Dr. Coffman co-founded the ACM Special Interest Group on Measurement and Evaluation (SIGMETRICS), the IFIP Working
Group 7.3 on Performance Evaluation and Monitoring, and the ACM Special Interest Group on Operating Systems (SIGOPS)
conference. He has served on dozens of program and technical committees. Dr. Coffman served on journals in scheduling,
performance evaluation, and networking, and served as editor of a number of distinguished journals, including a term as
Editor-in-Chief of the Journal of the ACM. He is currently a member of the editorial board of
Transactions on Algorithms and the Journal of Interconnection Networks.
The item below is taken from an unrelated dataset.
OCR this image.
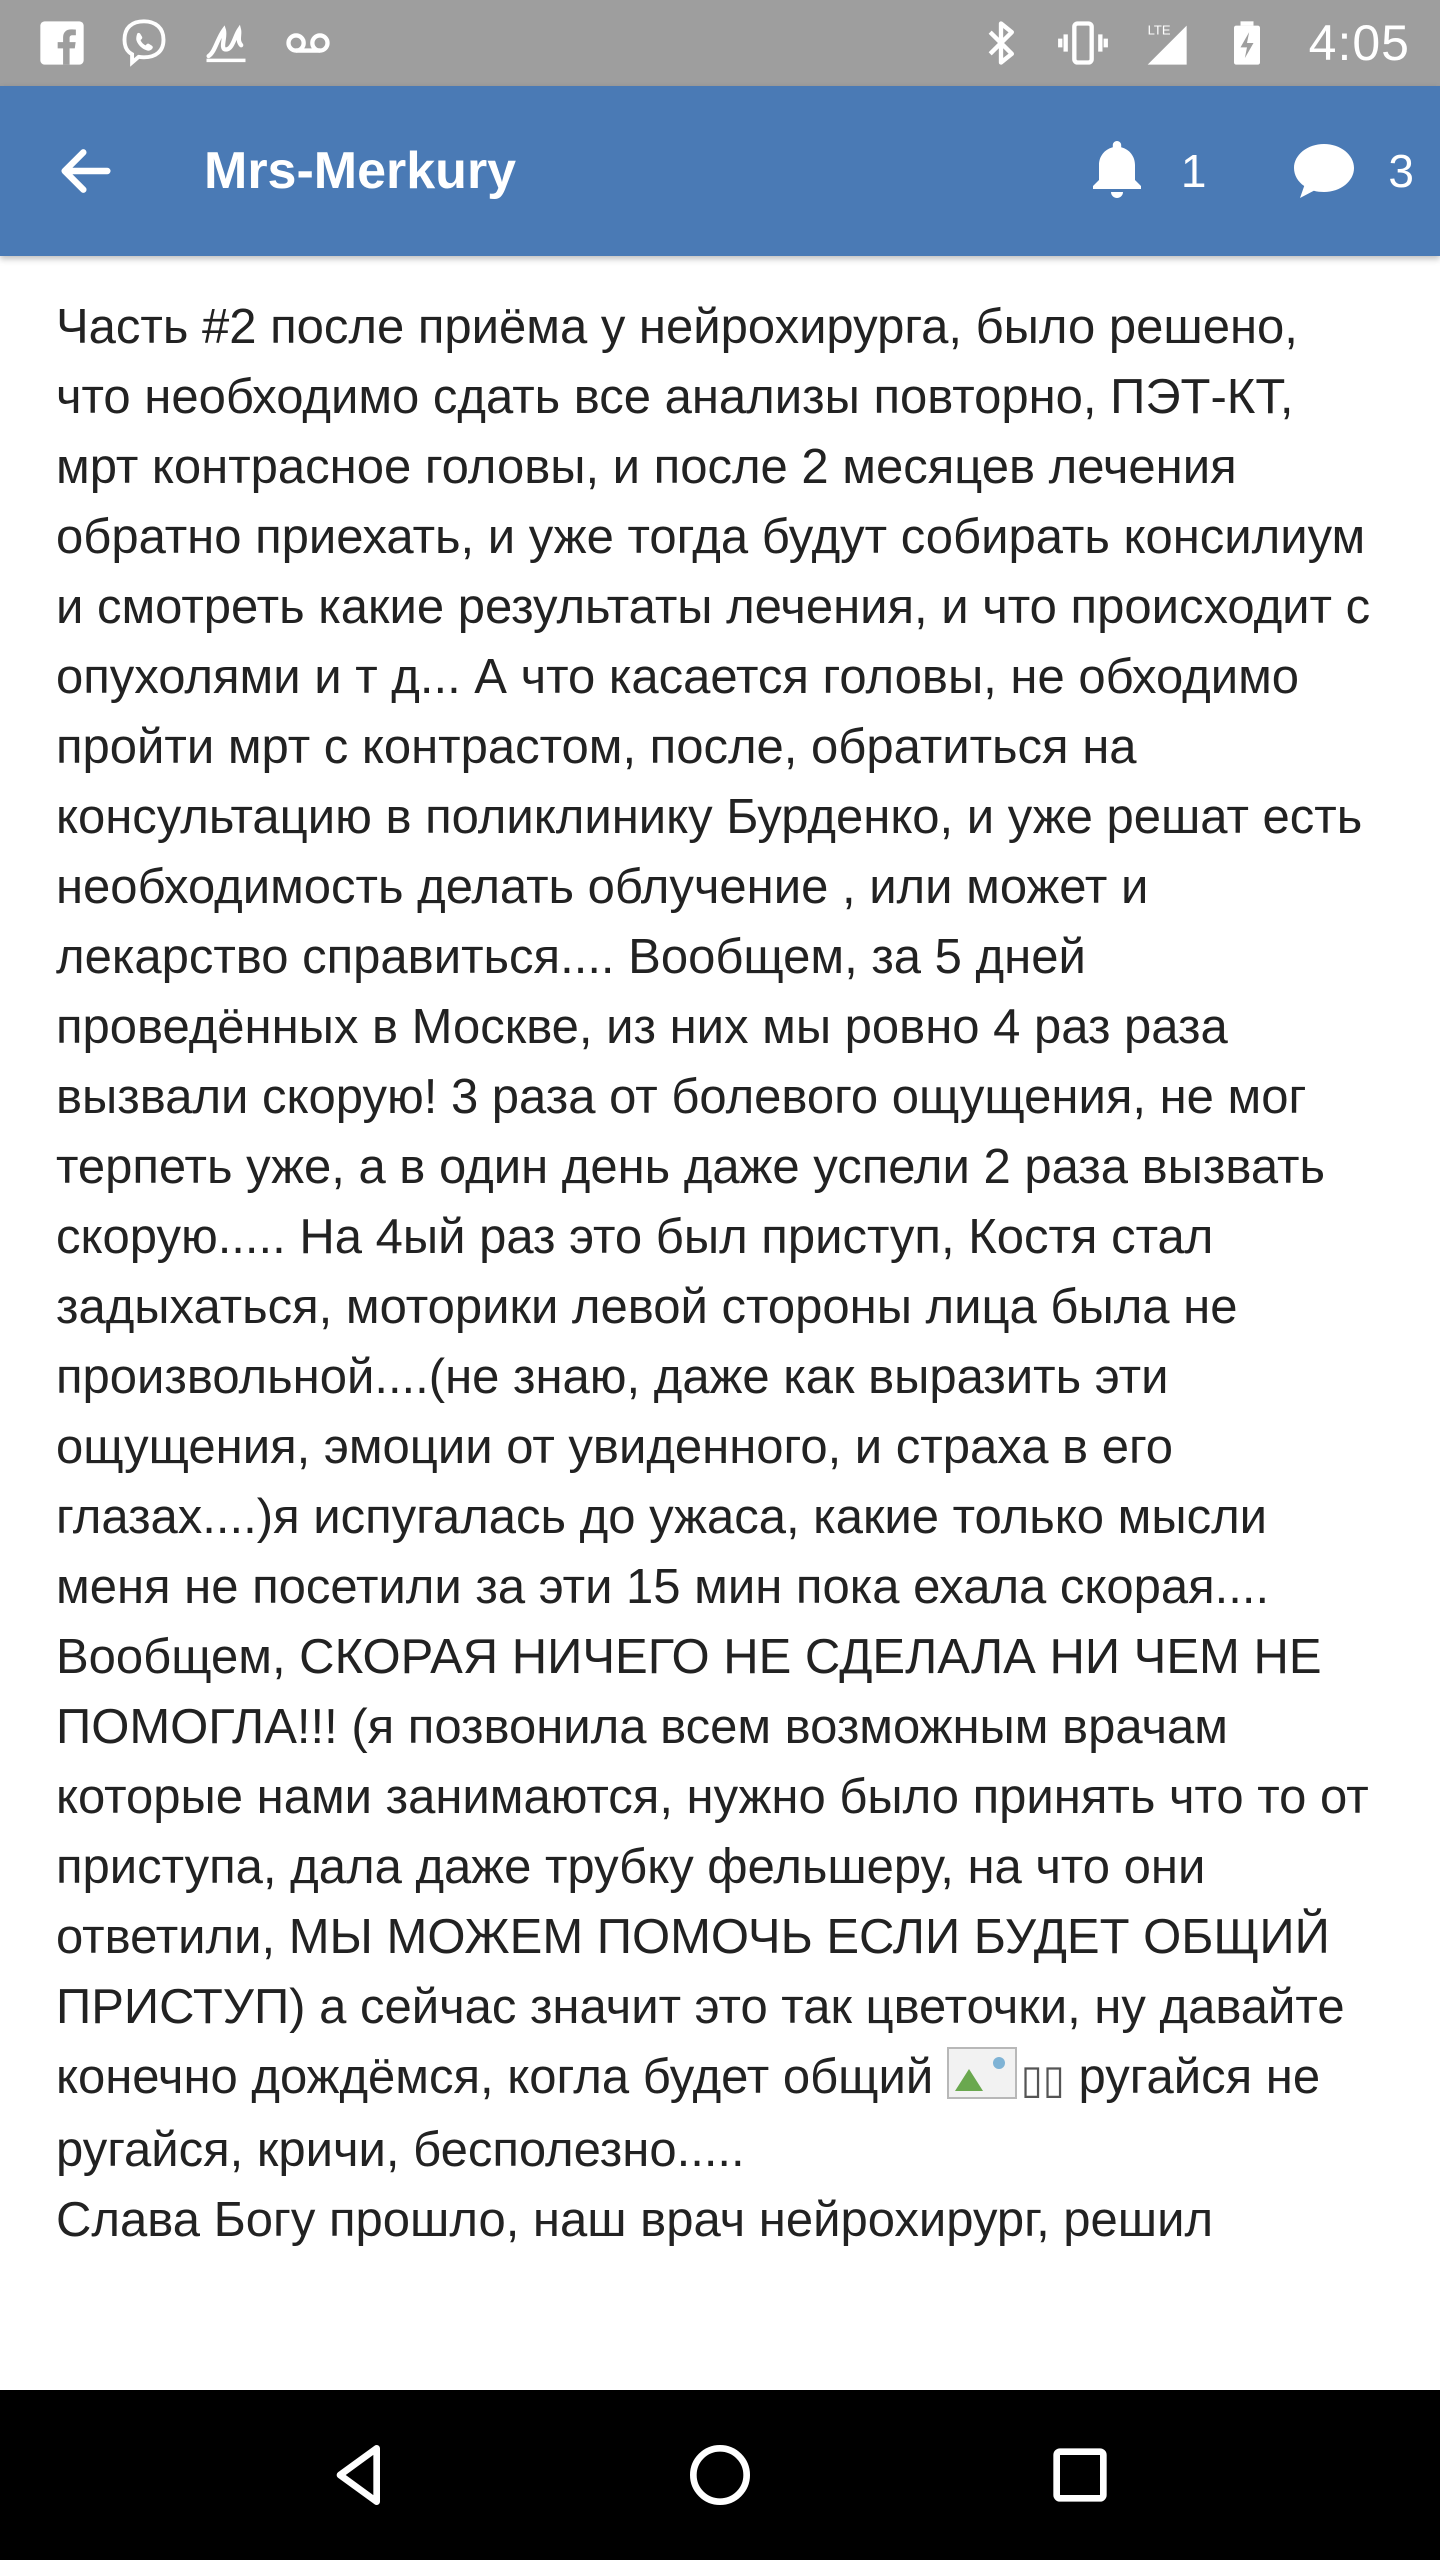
LTE	4:05
Mrs-Merkury	1	3
Часть #2 после приёма у нейрохирурга, было решено, что необходимо сдать все анализы повторно, ПЭТ-КТ, мрт контрасное головы, и после 2 месяцев лечения обратно приехать, и уже тогда будут собирать консилиум и смотреть какие результаты лечения, и что происходит с опухолями и т д... А что касается головы, не обходимо пройти мрт с контрастом, после, обратиться на консультацию в поликлинику Бурденко, и уже решат есть необходимость делать облучение , или может и лекарство справиться.... Вообщем, за 5 дней проведённых в Москве, из них мы ровно 4 раз раза вызвали скорую! 3 раза от болевого ощущения, не мог терпеть уже, а в один день даже успели 2 раза вызвать скорую..... На 4ый раз это был приступ, Костя стал задыхаться, моторики левой стороны лица была не произвольной....(не знаю, даже как выразить эти ощущения, эмоции от увиденного, и страха в его глазах....)я испугалась до ужаса, какие только мысли меня не посетили за эти 15 мин пока ехала скорая.... Вообщем, СКОРАЯ НИЧЕГО НЕ СДЕЛАЛА НИ ЧЕМ НЕ ПОМОГЛА!!! (я позвонила всем возможным врачам которые нами занимаются, нужно было принять что то от приступа, дала даже трубку фельшеру, на что они ответили, МЫ МОЖЕМ ПОМОЧЬ ЕСЛИ БУДЕТ ОБЩИЙ ПРИСТУП) а сейчас значит это так цветочки, ну давайте конечно дождёмся, когла будет общий ▯▯ ругайся не ругайся, кричи, бесполезно.....
Слава Богу прошло, наш врач нейрохирург, решил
Dr. Coffman also enjoyed substantial collaborations with Soviet computer scientists. With the fall of the Soviet
Union, he played a key role in facilitating their participation and integration into the western scientific community.
This effort included helping former Soviet scientists to get jobs in the west, and also securing a grant from AT&T Bell
Laboratories to fund the applied probability and information theory groups in Moscow and Leningrad (St. Petersburg)
during the economic crises in the immediate post-communist era.
Dr. Coffman is an ACM and IEEE Fellow. His previous honors include the Distinguished Member of Technical Staff,
AT&T Bell Laboratories Award (1984), the ACM Outstanding Contribution Award (1987), and he was the recipient of the
first ACM SIGMETRICS Achievement Award (2002).